As mentioned before, MSMQ is a resource manager. By default, when COM+ creates the application and retry queues, they are all transactional queues; they auto-enlist in the transaction that adds or removes a message to or from the queue.

The recorder and the listener are COM+ components installed in the COM+ Utilities application—a library application that is part of every Windows 2000 installation. These components are configured to require a transaction and take part in an existing transaction, or spawn a new one if none exists. (COM+ will not let you change the Utilities application components settings). Every time a client uses queued components, three transactions are involved—recording the calls, delivering the message to the application queue, and replaying the calls.

You can see this concept work with the online store (see Figure 8-9); all the calls made by the Store object on the Shipment recorder are packaged into one message and placed in an intermediate recorder queue. These calls were made in the scope of the transaction that accepted the order parameters from the customer (Transaction 1). Since MSMQ is a resource manager, the recorder queue rolls back and rejects the message if the order transaction is aborted.

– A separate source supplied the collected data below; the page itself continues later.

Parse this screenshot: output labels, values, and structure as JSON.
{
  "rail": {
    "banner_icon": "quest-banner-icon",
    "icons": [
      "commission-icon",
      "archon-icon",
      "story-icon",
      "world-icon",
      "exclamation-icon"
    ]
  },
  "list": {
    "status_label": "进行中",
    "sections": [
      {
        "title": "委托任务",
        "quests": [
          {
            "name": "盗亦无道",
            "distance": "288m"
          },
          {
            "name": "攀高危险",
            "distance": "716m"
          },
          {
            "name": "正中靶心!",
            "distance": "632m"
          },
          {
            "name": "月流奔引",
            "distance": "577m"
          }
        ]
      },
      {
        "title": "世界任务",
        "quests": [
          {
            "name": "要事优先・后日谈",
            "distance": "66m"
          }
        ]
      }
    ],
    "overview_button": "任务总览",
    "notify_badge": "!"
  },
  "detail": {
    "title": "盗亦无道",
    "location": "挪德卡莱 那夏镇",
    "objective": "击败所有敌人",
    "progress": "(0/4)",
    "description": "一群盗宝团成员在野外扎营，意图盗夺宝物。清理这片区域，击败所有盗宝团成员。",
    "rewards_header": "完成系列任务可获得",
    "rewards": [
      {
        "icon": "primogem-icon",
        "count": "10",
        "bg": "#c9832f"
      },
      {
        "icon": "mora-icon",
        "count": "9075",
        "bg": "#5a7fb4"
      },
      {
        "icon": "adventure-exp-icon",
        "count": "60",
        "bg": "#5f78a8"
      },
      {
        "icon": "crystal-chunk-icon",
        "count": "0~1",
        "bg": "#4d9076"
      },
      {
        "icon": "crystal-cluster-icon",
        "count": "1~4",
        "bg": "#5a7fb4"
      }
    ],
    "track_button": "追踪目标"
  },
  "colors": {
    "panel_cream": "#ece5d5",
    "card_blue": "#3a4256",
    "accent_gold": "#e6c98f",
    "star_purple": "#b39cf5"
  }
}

MSMQ then has to transfer the message to the queued component application queue, potentially across the network. MSMQ creates a new transaction for the transfer, and both the source and the destination queues participate in it. If the transfer was unsuccessful, the transaction aborts, the queues roll back, and the message remains in the recorder queue. This action avoids a partial success situation, in which the message is removed from the source queue, but never added to the destination queue. This transaction is called Transaction 2 in Figure 8-9.

The three transactions involved when a client uses queued components

Figure 8-9.  The three transactions involved when a client uses queued components

Once the message is safely in the application queue, the listener starts a new transaction for removing it and playing it back to the component (called Transaction 3 in Figure 8-9). If the invocation fails, the application queue rollback moves it to the first retry queue, instead of adding it back to the application queue, to detect a potential poison message.

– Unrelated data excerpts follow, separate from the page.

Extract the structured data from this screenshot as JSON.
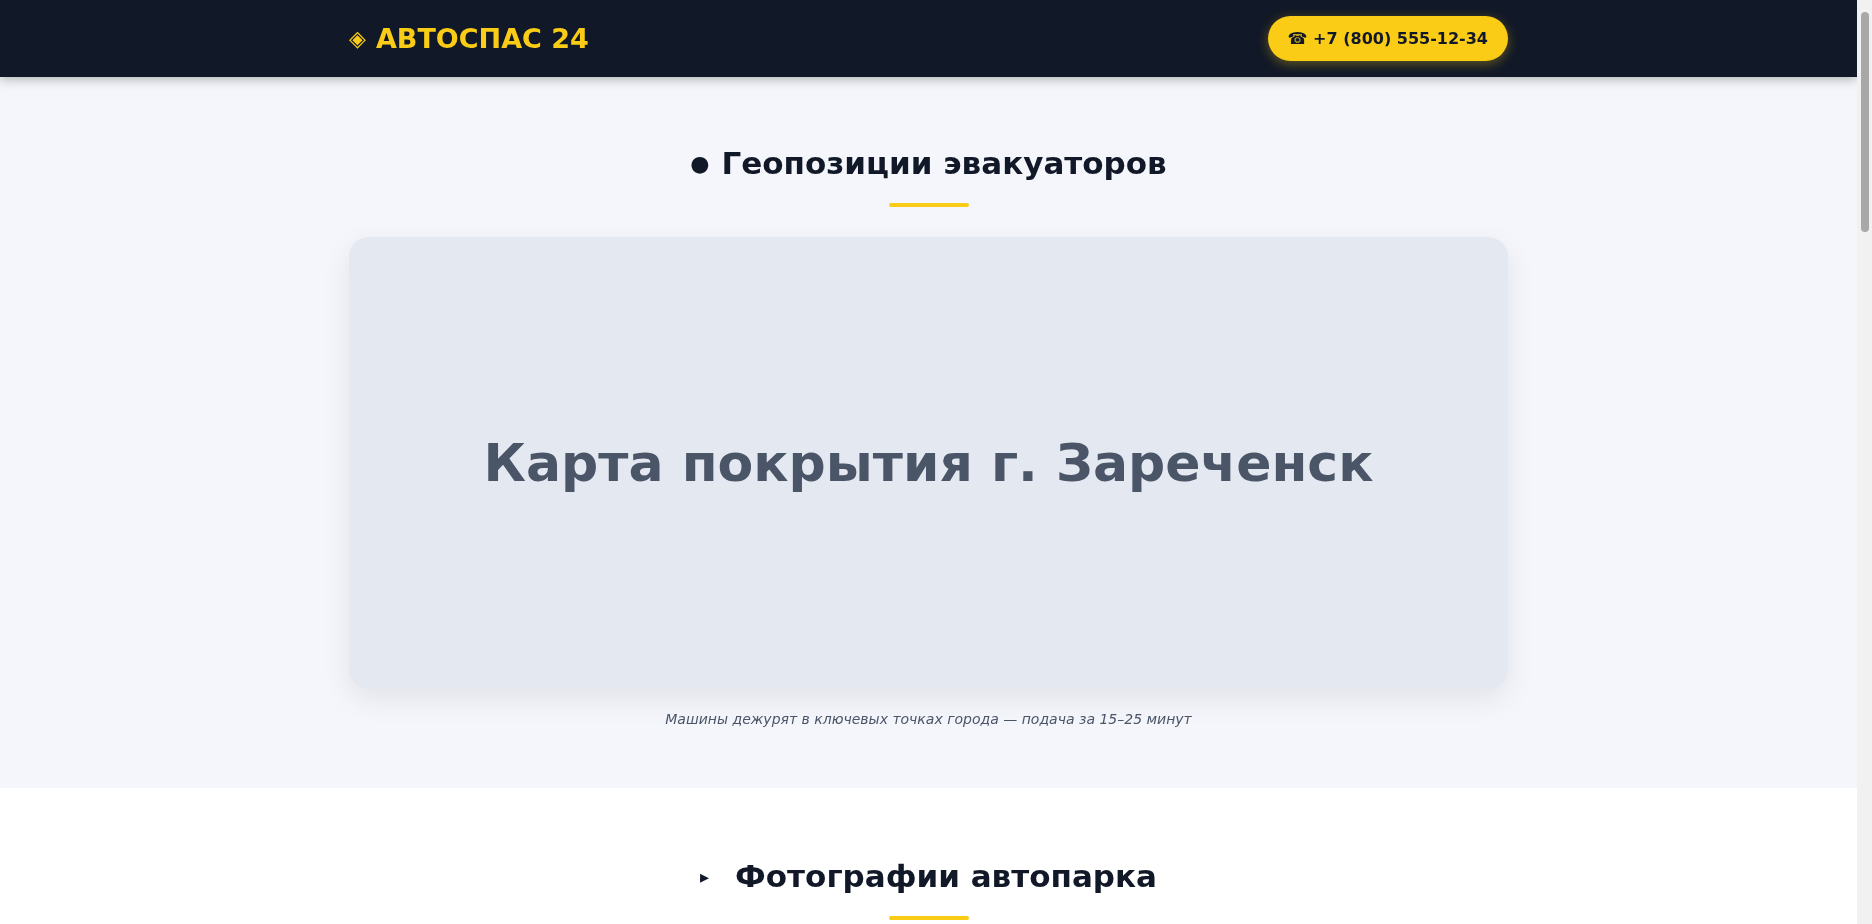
{
  "header": {
    "logo_icon": "◈",
    "logo": "АВТОСПАС 24",
    "phone_icon": "☎",
    "phone": "+7 (800) 555-12-34"
  },
  "sections": [
    {
      "icon": "●",
      "title": "Геопозиции эвакуаторов",
      "map_label": "Карта покрытия г. Зареченск",
      "caption": "Машины дежурят в ключевых точках города — подача за 15–25 минут"
    },
    {
      "icon": "▸",
      "title": "Фотографии автопарка"
    }
  ]
}
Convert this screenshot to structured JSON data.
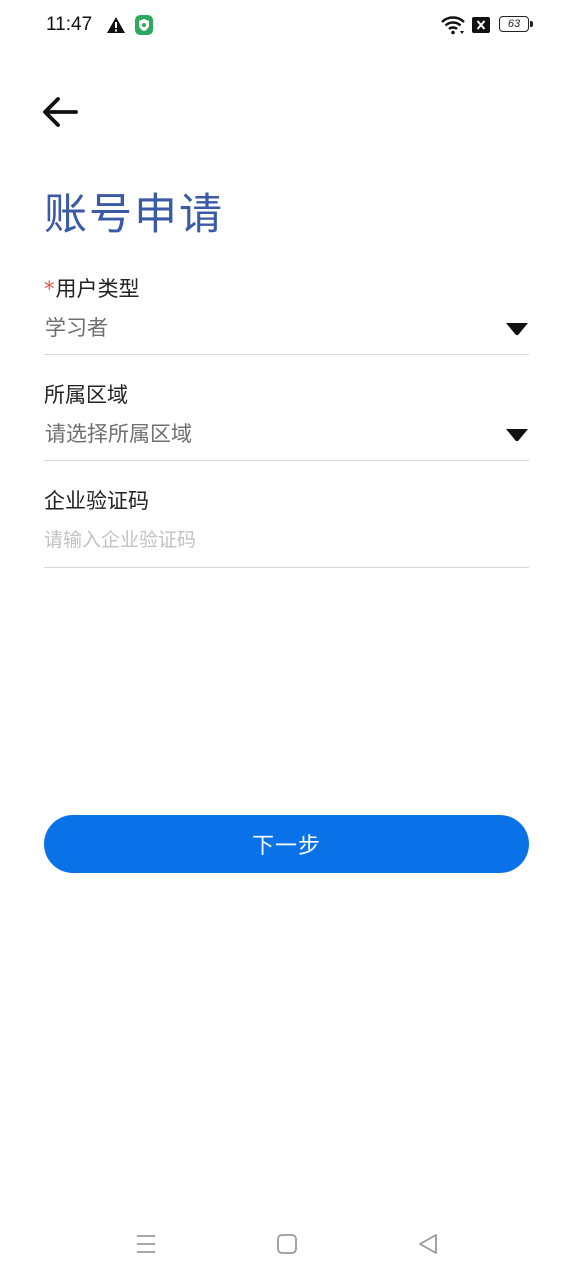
{
  "status_bar": {
    "time": "11:47",
    "battery_level": "63",
    "icons": [
      "warning-icon",
      "shield-icon",
      "wifi-icon",
      "sim-off-icon",
      "battery-icon"
    ]
  },
  "header": {
    "back_icon": "arrow-left-icon",
    "title": "账号申请"
  },
  "form": {
    "user_type": {
      "required_mark": "*",
      "label": "用户类型",
      "value": "学习者"
    },
    "region": {
      "label": "所属区域",
      "placeholder": "请选择所属区域"
    },
    "enterprise_code": {
      "label": "企业验证码",
      "placeholder": "请输入企业验证码"
    }
  },
  "actions": {
    "next_label": "下一步"
  },
  "colors": {
    "title": "#3a59a6",
    "primary_button": "#0a72e8",
    "required": "#e5564b"
  },
  "nav_bar": {
    "icons": [
      "menu-icon",
      "home-square-icon",
      "back-triangle-icon"
    ]
  }
}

Usually you take the MSMQ transfer transaction for granted and omit it from your design documents. If you use a response object, the response object playback would be in a transaction of its own because it is just another queued component (see Figure 8-10).

The transaction involved when using a response object

Figure 8-10.  The transaction involved when using a response object

A word of caution when configuring the transactional setting of a queued component: avoid configuring your queued component to require a new transaction of its own. If you configure your component’s transaction setting to have Requires New, the recorder is in a separate transaction from that of the client, and MSMQ accepts the recorded calls and posts them to the application queue even if the original client transaction fails (see Figure 8-11).

Avoid configuring a queued component to require a new transaction

Figure 8-11. Avoid configuring a queued component to require a new transaction

A similar inconsistency may exist if you configure the application queue as a nontransactional queue, as MSMQ removes the message from the queue even if the Shipment transaction is aborted.

You should always set the transaction setting of your queued component to Required—that is what will be necessary in most business situations.